En una situación absolutamente sorpresiva, puesto que en la Comisión de Hacienda del Senado -como en la mayoría de estas instancias en el Congreso-, el oficialismo tiene mayoría, se aprobó sólo el veto supresivo del gobierno a la prohibición del anatocismo (aplicación de interés sobre interés). Ello debido a que los senadores María José Gatica (RN) y Rodolfo Carter (indep. republicano), no acompañaron al presidente de la comisión Javier Macaya (UDI) en las otras dos observaciones que el Ejecutivo hizo al proyecto misceláneo.
A diferencia de lo ocurrido en la Comisión de Hacienda de la Cámara, en la instancia del Senado los vetos se votaron uno a uno y no en un paquete, resultando que el que recae sobre el artículo que prohíbe el anatocismo fue el único aprobado por tres votos a favor y dos en contra, dando cuenta de composición de este órgano.

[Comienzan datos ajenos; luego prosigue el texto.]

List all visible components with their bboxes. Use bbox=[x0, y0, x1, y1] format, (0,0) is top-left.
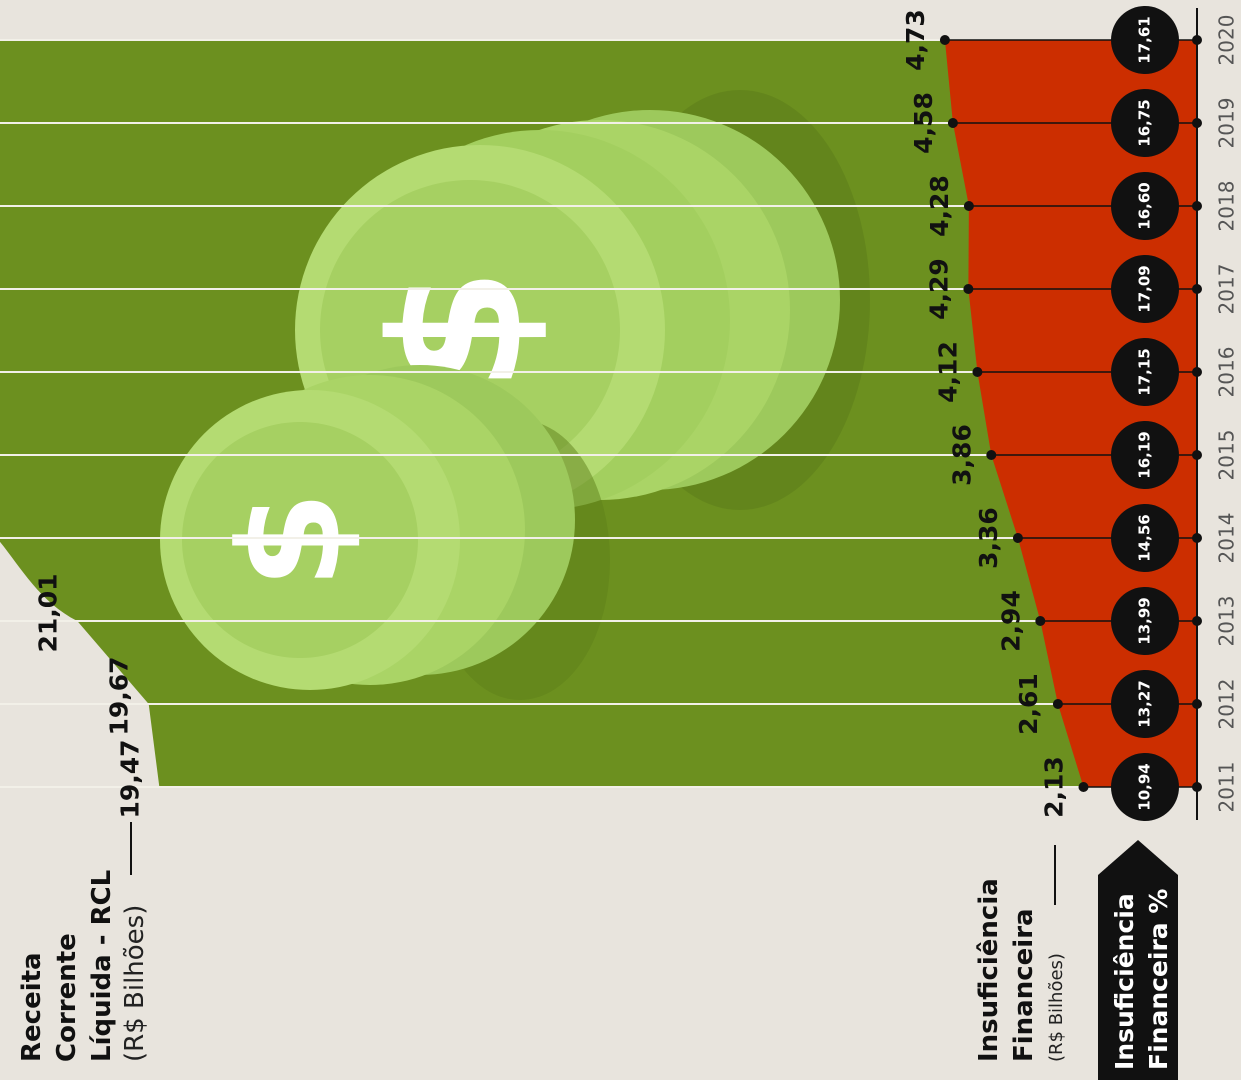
insuf-value-label: 4,12 bbox=[933, 341, 962, 403]
pct-value-label: 13,27 bbox=[1136, 680, 1154, 727]
axis-tick bbox=[1192, 699, 1202, 709]
axis-tick bbox=[1192, 118, 1202, 128]
x-tick-label: 2015 bbox=[1215, 430, 1239, 481]
pct-value-label: 14,56 bbox=[1136, 514, 1154, 561]
pct-badge bbox=[1111, 172, 1179, 240]
pct-badge bbox=[1111, 89, 1179, 157]
insuf-point bbox=[972, 367, 983, 377]
rcl-value-label: 19,47 bbox=[115, 739, 144, 818]
axis-tick bbox=[1192, 284, 1202, 294]
axis-tick bbox=[1192, 201, 1202, 211]
x-tick-label: 2020 bbox=[1215, 15, 1239, 66]
insuf-value-label: 2,61 bbox=[1014, 673, 1043, 735]
axis-tick bbox=[1192, 450, 1202, 460]
insuf-value-label: 2,13 bbox=[1039, 756, 1068, 818]
rcl-legend: Receita Corrente Líquida - RCL (R$ Bilhõ… bbox=[15, 842, 150, 1062]
pct-value-label: 17,15 bbox=[1136, 348, 1154, 395]
insuf-point bbox=[1078, 782, 1089, 792]
insuf-value-label: 4,73 bbox=[901, 9, 930, 71]
pct-badge bbox=[1111, 6, 1179, 74]
pct-value-label: 16,75 bbox=[1136, 99, 1154, 146]
rcl-value-label: 21,01 bbox=[33, 573, 62, 652]
x-tick-label: 2013 bbox=[1215, 596, 1239, 647]
insuf-point bbox=[947, 118, 958, 128]
pct-legend: Insuficiência Financeira % bbox=[1108, 870, 1176, 1070]
pct-value-label: 17,09 bbox=[1136, 265, 1154, 312]
x-tick-label: 2016 bbox=[1215, 347, 1239, 398]
pct-badge bbox=[1111, 504, 1179, 572]
pct-value-label: 16,19 bbox=[1136, 431, 1154, 478]
legend-unit: (R$ Bilhões) bbox=[1046, 953, 1067, 1062]
legend-label: Insuficiência Financeira bbox=[974, 878, 1039, 1062]
insuf-point bbox=[963, 201, 974, 211]
x-tick-label: 2012 bbox=[1215, 679, 1239, 730]
insuf-value-label: 3,36 bbox=[974, 507, 1003, 569]
insuf-value-label: 4,29 bbox=[924, 258, 953, 320]
insuf-point bbox=[986, 450, 997, 460]
pct-value-label: 16,60 bbox=[1136, 182, 1154, 229]
pct-legend-box bbox=[1098, 840, 1178, 1080]
axis-tick bbox=[1192, 367, 1202, 377]
axis-tick bbox=[1192, 782, 1202, 792]
insuf-point bbox=[1035, 616, 1046, 626]
insuf-value-label: 3,86 bbox=[947, 424, 976, 486]
pct-badge bbox=[1111, 255, 1179, 323]
rcl-value-label: 19,67 bbox=[105, 656, 134, 735]
insuf-value-label: 4,58 bbox=[909, 92, 938, 154]
insuf-value-label: 4,28 bbox=[925, 175, 954, 237]
pct-badge bbox=[1111, 421, 1179, 489]
legend-label: Insuficiência Financeira % bbox=[1110, 888, 1173, 1070]
insuf-point bbox=[963, 284, 974, 294]
insuf-value-label: 2,94 bbox=[996, 590, 1025, 652]
legend-unit: (R$ Bilhões) bbox=[120, 904, 150, 1062]
x-tick-label: 2017 bbox=[1215, 264, 1239, 315]
x-tick-label: 2014 bbox=[1215, 513, 1239, 564]
axis-tick bbox=[1192, 616, 1202, 626]
x-tick-label: 2018 bbox=[1215, 181, 1239, 232]
pct-badge bbox=[1111, 338, 1179, 406]
x-tick-label: 2019 bbox=[1215, 98, 1239, 149]
pct-badge bbox=[1111, 587, 1179, 655]
insuf-point bbox=[1012, 533, 1023, 543]
pct-value-label: 17,61 bbox=[1136, 16, 1154, 63]
pct-badge bbox=[1111, 753, 1179, 821]
insuf-point bbox=[939, 35, 950, 45]
legend-label: Receita Corrente Líquida - RCL bbox=[17, 869, 117, 1062]
axis-tick bbox=[1192, 35, 1202, 45]
insuf-legend: Insuficiência Financeira (R$ Bilhões) bbox=[972, 862, 1072, 1062]
insuf-point bbox=[1052, 699, 1063, 709]
svg-text:$: $ bbox=[210, 491, 373, 588]
pct-value-label: 13,99 bbox=[1136, 597, 1154, 644]
x-tick-label: 2011 bbox=[1215, 762, 1239, 813]
pct-badge bbox=[1111, 670, 1179, 738]
pct-value-label: 10,94 bbox=[1136, 763, 1154, 810]
axis-tick bbox=[1192, 533, 1202, 543]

En cambio, el segundo veto que suprime el derecho al olvido financiero, fue rechazado por tres votos en contra -al de los senadores socialistas se sumó el de la RN, María José Gatica- y sólo dos a favor. Algo similar ocurrió con el tercer veto, sobre pago a 30 días a las PYME, que también se rechazó, pues sólo obtuvo el respaldo del presidente de la instancia, el rechazo de los representantes del PS y de la senadora Gatica y la abstención de Carter.
Crítica a la institución
La presidenta del Partido Socialista (PS), senadora Paulina Vodanovic, quien rechazó las tres observaciones aseguró que “no me gusta la institución del veto”, por lo que su postura -aseguró- se debe tanto a la forma como al fondo.
En la comisión participaron nuevamente las presidentas del Banco Central y de la Comisión para el Mercado Financiero (CMF), Rosanna Costa y Catherine Tornel, respectivamente, reiterando el efecto negativo que tendrían las medidas vetadas por el gobierno, si estas fueran aplicadas. Y en representación de Hacienda participó el nuevo subsecretario Sebastián Vallebona.
En cualquier caso, el resultado de la comisión le pone una alta cuota de incertidumbre a la votación en la Sala de la Cámara Alta en tabla para ser votada en primer lugar de la sesión de esta tarde. Sin embargo, eso no significa que el gobierno arriesgue que los artículos vetados queden en la ley, ya que con este tipo de vetos, el Ejecutivo gana sí o sí. Ello, porque si es rechazado en la Sala se puede insistir, pero para ese trámite se requieren los 2/3 de los parlamentarios; de no alcanzarse, los artículos observados se caen del proyecto. Por lo que de todos modos el gobierno cumple su objetivo.